Enrollment in Denver Public Schools is declining, and Marrero said schools with fewer students can’t offer robust programming. His closure recommendations, he said, are based on criteria developed by a committee of parents, teachers, and community members that suggested closing schools with fewer than 215 students in kindergarten or above. 

In an interview Wednesday, Marrero said 14 schools actually met the criteria. But the other four were spared because of geography, he said: There wasn’t another elementary school within 2 miles that could receive the small school’s students. 

“That’s how we settled to the 10,” he said. “And I believe that they are the right 10.”

Enrollment at the 10 schools this year ranges from a low of 93 students at Denver Discovery School to a high of 212 students at Eagleton Elementary, not counting preschool, Marrero said. 

Nine of the 10 schools serve a student population that is predominantly Black and Hispanic, and most students qualify for subsidized school meals, an indicator of poverty.

That the closures would hit low-income communities of color hardest — as past Denver school closures have — flies in the face of the district’s stated value of equity, parents said.
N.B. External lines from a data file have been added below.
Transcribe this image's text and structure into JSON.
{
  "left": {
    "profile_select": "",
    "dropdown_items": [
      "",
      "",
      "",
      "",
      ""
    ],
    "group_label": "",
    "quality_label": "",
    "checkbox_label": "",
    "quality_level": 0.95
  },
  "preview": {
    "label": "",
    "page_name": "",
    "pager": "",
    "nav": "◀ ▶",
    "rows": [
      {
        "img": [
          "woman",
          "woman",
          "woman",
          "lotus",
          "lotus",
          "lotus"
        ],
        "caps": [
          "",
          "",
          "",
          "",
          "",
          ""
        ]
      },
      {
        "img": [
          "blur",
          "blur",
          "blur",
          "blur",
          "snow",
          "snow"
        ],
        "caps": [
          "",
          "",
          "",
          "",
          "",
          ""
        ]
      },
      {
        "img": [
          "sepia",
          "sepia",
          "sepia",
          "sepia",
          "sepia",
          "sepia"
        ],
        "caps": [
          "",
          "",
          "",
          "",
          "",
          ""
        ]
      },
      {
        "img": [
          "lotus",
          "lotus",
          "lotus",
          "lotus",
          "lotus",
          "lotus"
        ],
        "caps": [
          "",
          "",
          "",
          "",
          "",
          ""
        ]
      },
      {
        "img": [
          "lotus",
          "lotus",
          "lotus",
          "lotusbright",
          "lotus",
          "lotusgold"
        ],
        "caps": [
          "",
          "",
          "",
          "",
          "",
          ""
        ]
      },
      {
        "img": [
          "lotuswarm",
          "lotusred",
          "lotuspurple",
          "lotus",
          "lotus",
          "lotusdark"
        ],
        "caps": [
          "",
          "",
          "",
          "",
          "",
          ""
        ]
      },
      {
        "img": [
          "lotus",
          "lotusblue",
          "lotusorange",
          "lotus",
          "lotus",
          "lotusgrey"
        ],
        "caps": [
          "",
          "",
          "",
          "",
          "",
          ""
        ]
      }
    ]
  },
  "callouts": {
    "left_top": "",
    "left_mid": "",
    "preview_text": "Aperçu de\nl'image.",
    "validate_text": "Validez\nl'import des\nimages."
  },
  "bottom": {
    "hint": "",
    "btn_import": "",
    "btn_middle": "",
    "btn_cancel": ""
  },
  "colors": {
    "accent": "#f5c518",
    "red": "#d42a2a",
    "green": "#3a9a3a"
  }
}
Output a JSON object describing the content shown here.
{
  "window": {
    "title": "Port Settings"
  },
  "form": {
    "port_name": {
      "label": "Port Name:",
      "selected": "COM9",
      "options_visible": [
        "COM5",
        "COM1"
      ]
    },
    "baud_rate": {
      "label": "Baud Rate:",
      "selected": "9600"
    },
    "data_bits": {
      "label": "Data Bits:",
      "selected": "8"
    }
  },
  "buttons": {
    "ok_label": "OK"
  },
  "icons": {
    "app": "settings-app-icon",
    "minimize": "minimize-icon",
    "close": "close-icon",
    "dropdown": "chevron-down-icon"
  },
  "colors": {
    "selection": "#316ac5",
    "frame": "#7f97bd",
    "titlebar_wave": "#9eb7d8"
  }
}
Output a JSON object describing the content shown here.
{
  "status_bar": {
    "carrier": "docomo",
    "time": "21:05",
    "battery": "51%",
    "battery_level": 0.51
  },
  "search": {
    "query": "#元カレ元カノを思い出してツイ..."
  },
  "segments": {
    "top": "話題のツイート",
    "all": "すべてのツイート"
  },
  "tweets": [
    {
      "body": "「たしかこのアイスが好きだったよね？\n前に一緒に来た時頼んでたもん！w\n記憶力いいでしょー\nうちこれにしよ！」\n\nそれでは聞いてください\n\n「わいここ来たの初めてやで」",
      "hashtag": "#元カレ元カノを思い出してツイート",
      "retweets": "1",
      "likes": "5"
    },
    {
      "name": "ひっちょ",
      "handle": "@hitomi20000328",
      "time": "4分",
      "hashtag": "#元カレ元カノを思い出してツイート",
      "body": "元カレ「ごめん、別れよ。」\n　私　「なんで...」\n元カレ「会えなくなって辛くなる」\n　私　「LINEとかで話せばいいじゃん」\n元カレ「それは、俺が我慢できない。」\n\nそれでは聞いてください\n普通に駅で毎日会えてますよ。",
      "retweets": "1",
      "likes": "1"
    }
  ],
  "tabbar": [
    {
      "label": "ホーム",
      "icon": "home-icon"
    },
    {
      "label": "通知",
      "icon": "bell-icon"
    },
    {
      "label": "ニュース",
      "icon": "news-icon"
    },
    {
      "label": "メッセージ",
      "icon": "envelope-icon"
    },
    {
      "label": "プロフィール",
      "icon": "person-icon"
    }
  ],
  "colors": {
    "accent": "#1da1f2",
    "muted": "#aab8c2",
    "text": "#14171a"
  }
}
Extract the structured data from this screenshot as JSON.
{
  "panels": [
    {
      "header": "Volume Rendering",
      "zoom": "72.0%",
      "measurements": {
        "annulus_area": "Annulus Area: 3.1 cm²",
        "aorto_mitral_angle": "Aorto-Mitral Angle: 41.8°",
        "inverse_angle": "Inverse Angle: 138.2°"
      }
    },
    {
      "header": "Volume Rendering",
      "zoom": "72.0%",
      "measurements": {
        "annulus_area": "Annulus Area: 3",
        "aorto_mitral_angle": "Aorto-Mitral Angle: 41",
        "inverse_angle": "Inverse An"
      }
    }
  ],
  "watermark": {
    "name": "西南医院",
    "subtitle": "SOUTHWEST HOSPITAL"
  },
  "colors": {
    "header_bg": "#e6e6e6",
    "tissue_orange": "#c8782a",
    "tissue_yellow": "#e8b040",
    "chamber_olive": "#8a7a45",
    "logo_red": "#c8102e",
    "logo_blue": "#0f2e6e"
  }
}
“The district talks a very strong equity game but doesn’t necessarily live that out,” said Manuel Aragon, whose youngest child is in fourth grade at Colfax Elementary, one of the 10 schools.

He said the timing of the news, in the midst of a pandemic, is particularly difficult.

“It feels disheartening to get this news when these communities of color are fatigued,” Aragon said. “So many were impacted financially and emotionally and have lost family members to COVID and gone through such extreme circumstances — and here’s one more.”

Marrero said this list of 10 schools is more fair than a previous list of 19 schools that he scrapped a year ago, which he said was “glaring” in the way it predominantly impacted students of color. This list, he said, includes a school — Palmer — where a majority of students are white. Last year, 56% of students at Palmer were white, 17% were Hispanic, and 16% were Black. Districtwide, 25% of students are white, 52% are Hispanic, and 14% are Black.

Marrero also described the list of 10 schools as “community-driven” because it’s based on criteria developed by a community committee. But parent Shantelle Mulliniks disagrees. She said the district’s attempts at gathering feedback have been inauthentic.

“It feels like the decisions have been made long, long ago and they’re just stringing us along in the process,” said Mulliniks, who has two children at Colfax Elementary.

The timeline for the closure decisions is short. The school board is set to vote in about three weeks. Between now and then, Marrero said there will be “intimate and intense community engagement” that will consist of meetings at each of the 10 schools, plus a single public comment session on Nov. 14, three days before the school board is set to vote.

“If you go deep, there’s no need to go long,” Marrero said of the short timeline for feedback.

He added that he understands “the argument that this can be a little bit tight,” but that the potential for closures has been on the table since the school board passed a resolution in June 2021 directing the district to come up with options for consolidating schools.

That resolution also directs the district to present the board with multiple options, and to list the pros and cons for each. Some board members have said they oppose school closures, and at least one, Vice President Auon’tai Anderson, said he plans to vote against the closures. 

“At this time I will be voting NO on closing all 10 schools,” he tweeted.

Parents said they are holding out hope that the board will reject the closure recommendations as too disruptive for students, parents, teachers, and communities. Mulliniks said she hopes the board will see that closing a school like Colfax Elementary, which serves students experiencing homelessness who live in nearby family shelters, is wrong.

“I still have a little bit of hope that the board will say there’s no way this is good for kids,” she said.